The Purpose of General Education: Teaching Analysis

by Roger Bourke White Jr., copyright August 2011

A Roger Observation

Universal education is a benefit because we aren't living in the Stone Age. We all benefit the more everyone learns the skill of analytic thinking. This is the bedrock benefit of universal education but it has gotten obscured with molehill issues.

Once again: that bedrock benefit is teaching future citizens how to add easily employable analytic thinking skills to their easily employable instinctive thinking skills (gut feeling) in making decisions.

This ability is the root of informed democracy, as well as making good day-to-day choices in the civilized environment.

That said: I fear that teaching our kids advocacy and self-esteem is distracting from teaching analytic thinking.

Historically, analytic thinking went hand-in-hand with teaching science, math and engineering. But I worry that with the advent of computers and calculators, kids are getting a lot less exposure to learning analysis in these topics than in the past. Instead they are learning "you've gotta make a stand" advocacy.

Likewise, the traditional liberal arts disciplines were more about being sensitive to instinctive feelings than analysis. This kind of training was good for dealing with people. But it wasn't analysis.
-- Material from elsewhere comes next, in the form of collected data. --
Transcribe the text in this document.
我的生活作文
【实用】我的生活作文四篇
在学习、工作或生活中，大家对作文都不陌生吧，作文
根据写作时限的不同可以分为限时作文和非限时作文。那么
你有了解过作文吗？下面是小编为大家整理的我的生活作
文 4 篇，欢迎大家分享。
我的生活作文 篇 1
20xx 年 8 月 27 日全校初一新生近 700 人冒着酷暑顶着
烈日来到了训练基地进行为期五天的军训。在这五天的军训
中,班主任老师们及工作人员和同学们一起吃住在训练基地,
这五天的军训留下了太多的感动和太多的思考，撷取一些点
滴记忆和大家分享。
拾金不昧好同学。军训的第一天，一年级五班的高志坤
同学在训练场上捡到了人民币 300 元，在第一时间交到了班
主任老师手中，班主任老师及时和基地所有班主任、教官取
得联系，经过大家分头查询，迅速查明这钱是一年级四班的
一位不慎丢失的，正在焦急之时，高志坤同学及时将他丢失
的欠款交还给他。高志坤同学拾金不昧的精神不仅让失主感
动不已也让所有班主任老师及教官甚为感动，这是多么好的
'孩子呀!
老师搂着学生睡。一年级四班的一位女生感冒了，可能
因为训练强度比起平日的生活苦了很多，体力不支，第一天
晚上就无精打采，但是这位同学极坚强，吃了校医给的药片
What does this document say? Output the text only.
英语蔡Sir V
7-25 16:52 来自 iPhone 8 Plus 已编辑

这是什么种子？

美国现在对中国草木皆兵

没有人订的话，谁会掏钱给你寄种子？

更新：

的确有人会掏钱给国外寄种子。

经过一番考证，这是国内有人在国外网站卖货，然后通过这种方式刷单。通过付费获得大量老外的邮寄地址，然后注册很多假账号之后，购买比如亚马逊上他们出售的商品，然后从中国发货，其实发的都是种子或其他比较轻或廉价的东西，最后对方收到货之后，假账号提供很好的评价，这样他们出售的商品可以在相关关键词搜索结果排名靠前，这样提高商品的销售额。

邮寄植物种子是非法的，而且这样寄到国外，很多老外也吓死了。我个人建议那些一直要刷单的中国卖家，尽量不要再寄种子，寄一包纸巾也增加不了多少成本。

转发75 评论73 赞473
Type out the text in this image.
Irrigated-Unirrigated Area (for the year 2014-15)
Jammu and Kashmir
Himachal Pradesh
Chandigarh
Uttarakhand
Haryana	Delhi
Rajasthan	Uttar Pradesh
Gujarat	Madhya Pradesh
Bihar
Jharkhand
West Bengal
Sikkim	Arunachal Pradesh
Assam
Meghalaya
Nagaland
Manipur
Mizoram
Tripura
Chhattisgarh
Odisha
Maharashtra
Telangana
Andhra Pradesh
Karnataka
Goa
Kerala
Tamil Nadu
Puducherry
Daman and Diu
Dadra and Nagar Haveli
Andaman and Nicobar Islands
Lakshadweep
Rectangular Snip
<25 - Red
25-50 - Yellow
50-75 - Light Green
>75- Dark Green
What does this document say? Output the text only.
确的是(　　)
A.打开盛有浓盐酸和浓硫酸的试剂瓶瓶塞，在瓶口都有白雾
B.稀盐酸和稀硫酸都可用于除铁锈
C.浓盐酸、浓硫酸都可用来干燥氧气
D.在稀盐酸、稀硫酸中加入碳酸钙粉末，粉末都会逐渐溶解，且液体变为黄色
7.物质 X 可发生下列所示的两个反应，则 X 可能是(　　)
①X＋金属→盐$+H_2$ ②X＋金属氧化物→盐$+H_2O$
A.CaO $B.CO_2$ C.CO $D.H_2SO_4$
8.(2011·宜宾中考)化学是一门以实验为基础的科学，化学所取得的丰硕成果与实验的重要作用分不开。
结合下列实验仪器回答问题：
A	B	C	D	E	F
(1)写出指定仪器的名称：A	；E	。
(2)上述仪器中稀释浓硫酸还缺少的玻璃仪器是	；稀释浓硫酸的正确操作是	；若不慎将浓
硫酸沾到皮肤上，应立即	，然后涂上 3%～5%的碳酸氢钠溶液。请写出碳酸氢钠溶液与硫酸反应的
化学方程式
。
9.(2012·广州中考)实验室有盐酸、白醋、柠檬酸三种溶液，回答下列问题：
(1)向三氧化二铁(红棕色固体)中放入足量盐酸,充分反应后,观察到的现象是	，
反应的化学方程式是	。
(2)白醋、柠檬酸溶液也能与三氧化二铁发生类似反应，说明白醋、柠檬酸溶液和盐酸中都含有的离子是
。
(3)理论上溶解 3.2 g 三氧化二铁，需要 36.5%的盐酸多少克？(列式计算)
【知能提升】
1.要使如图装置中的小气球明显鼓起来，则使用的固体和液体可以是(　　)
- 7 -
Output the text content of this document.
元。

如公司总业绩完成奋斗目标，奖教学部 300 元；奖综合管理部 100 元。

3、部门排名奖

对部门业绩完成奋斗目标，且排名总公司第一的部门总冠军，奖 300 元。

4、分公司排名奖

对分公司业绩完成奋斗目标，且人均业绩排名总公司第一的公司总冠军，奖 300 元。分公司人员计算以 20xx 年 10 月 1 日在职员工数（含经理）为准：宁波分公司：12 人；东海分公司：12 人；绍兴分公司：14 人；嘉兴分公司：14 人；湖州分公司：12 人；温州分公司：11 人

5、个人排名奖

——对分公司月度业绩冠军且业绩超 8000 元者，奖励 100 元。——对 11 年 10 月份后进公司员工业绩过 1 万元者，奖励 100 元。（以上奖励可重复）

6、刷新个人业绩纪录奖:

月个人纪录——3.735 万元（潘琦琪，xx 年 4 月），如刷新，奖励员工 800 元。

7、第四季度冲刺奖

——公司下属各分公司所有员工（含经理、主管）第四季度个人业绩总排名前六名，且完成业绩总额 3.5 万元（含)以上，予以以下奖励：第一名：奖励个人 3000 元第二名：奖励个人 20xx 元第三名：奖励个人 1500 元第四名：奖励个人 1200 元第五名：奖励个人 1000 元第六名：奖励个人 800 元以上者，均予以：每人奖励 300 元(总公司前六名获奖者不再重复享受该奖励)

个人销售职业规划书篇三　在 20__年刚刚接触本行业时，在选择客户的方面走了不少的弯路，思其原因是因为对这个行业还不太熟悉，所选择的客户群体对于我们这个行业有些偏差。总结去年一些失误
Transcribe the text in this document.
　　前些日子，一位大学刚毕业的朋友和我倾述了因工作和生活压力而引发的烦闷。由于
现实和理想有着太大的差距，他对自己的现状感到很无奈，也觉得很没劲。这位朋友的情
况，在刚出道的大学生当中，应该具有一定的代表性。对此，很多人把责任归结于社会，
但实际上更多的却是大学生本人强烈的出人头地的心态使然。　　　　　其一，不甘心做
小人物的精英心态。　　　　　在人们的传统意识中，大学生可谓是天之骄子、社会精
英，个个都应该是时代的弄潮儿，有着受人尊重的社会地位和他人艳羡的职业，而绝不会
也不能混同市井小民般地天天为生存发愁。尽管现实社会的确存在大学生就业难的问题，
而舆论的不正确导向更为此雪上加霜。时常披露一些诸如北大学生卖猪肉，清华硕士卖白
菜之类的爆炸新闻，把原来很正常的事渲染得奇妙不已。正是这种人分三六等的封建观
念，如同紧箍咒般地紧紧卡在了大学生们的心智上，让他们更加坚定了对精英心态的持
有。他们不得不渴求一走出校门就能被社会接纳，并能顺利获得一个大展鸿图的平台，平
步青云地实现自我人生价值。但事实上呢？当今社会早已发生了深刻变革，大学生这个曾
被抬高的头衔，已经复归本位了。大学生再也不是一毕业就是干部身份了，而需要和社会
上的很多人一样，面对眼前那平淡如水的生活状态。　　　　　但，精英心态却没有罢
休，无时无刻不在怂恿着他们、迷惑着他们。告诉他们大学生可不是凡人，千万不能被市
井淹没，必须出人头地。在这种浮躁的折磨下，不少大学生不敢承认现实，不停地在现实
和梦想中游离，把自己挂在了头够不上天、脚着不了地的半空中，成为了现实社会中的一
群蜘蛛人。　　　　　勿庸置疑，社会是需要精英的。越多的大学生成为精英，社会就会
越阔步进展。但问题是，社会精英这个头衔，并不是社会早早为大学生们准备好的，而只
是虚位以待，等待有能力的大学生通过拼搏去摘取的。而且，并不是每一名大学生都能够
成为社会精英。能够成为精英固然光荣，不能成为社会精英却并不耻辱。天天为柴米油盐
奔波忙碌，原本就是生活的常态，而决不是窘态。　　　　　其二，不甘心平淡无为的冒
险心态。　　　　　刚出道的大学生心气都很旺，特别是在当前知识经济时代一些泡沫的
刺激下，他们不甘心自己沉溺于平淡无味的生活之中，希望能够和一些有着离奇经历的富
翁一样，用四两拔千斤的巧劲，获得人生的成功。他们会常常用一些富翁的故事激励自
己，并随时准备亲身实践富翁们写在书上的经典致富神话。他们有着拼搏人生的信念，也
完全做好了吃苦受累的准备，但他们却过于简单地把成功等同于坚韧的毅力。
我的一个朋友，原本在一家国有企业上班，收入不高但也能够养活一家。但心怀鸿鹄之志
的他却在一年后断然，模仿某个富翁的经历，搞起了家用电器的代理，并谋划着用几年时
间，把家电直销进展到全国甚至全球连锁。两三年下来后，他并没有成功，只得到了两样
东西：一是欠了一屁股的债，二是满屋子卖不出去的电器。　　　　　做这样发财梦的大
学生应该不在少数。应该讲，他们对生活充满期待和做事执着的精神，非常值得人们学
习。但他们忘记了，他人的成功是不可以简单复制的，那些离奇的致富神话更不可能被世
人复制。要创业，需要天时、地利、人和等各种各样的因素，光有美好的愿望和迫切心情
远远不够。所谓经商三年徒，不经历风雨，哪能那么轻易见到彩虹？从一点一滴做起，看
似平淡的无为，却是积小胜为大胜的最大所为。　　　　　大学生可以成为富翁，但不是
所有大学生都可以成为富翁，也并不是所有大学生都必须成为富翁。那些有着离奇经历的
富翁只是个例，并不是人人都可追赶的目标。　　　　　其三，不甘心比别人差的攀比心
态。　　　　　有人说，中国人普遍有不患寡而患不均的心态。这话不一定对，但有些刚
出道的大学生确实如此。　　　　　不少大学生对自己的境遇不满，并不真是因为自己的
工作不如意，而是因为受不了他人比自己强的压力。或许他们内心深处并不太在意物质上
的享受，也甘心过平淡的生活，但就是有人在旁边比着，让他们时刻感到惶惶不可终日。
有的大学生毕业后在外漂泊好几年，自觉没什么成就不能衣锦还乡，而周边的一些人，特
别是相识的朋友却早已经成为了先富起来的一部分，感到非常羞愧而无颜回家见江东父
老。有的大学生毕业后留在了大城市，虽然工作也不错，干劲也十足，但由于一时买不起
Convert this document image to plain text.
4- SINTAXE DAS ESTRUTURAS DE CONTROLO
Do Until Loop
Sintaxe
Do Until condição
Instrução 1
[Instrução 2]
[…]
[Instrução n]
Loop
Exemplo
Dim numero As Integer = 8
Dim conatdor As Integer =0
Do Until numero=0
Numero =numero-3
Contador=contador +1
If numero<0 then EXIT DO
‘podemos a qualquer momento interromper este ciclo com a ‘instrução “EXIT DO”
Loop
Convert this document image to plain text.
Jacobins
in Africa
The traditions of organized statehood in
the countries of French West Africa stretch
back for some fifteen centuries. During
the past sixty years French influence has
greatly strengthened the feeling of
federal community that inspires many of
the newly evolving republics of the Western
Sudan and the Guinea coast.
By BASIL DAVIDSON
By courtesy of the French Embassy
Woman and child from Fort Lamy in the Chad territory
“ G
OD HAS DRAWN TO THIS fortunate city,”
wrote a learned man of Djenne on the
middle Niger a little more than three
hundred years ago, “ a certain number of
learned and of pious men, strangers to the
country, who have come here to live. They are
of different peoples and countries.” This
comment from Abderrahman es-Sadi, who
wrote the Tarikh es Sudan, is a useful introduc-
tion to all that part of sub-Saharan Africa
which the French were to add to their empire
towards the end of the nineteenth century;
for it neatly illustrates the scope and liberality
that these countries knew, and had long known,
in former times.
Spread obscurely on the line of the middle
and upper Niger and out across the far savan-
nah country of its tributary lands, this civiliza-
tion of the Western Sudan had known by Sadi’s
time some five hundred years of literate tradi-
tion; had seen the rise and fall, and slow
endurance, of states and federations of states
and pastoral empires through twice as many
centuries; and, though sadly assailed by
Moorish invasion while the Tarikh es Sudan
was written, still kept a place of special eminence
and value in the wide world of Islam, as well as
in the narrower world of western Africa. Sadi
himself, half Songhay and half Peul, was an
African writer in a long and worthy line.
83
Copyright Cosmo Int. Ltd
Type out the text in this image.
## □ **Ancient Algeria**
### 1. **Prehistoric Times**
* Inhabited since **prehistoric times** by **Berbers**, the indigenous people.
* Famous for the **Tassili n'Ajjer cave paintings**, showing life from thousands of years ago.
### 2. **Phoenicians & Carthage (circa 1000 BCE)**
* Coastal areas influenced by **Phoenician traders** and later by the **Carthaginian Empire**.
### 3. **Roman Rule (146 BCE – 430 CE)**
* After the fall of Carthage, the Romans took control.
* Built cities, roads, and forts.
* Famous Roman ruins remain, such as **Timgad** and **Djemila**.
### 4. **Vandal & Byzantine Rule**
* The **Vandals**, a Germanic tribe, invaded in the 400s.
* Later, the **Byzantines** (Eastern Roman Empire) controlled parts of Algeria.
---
With the Internet and computers our humans-to-information relations are changing. One insight from a newly reactivated hobby of mine, reading Golden Age science fiction stories, is how completely information assembling clerical jobs have vanished. But... I still feel that as long as people are decision makers, and as long as people are living in the civilized environment. We need to devote a lot of effort to teaching analytic thinking.

That's the big shortcoming of the current system, and the contemporary teachers unions don't seem to be helping on this issue one little bit. We don't pick our teachers for their ability to teach analysis, and we as a community are suffering for that oversight.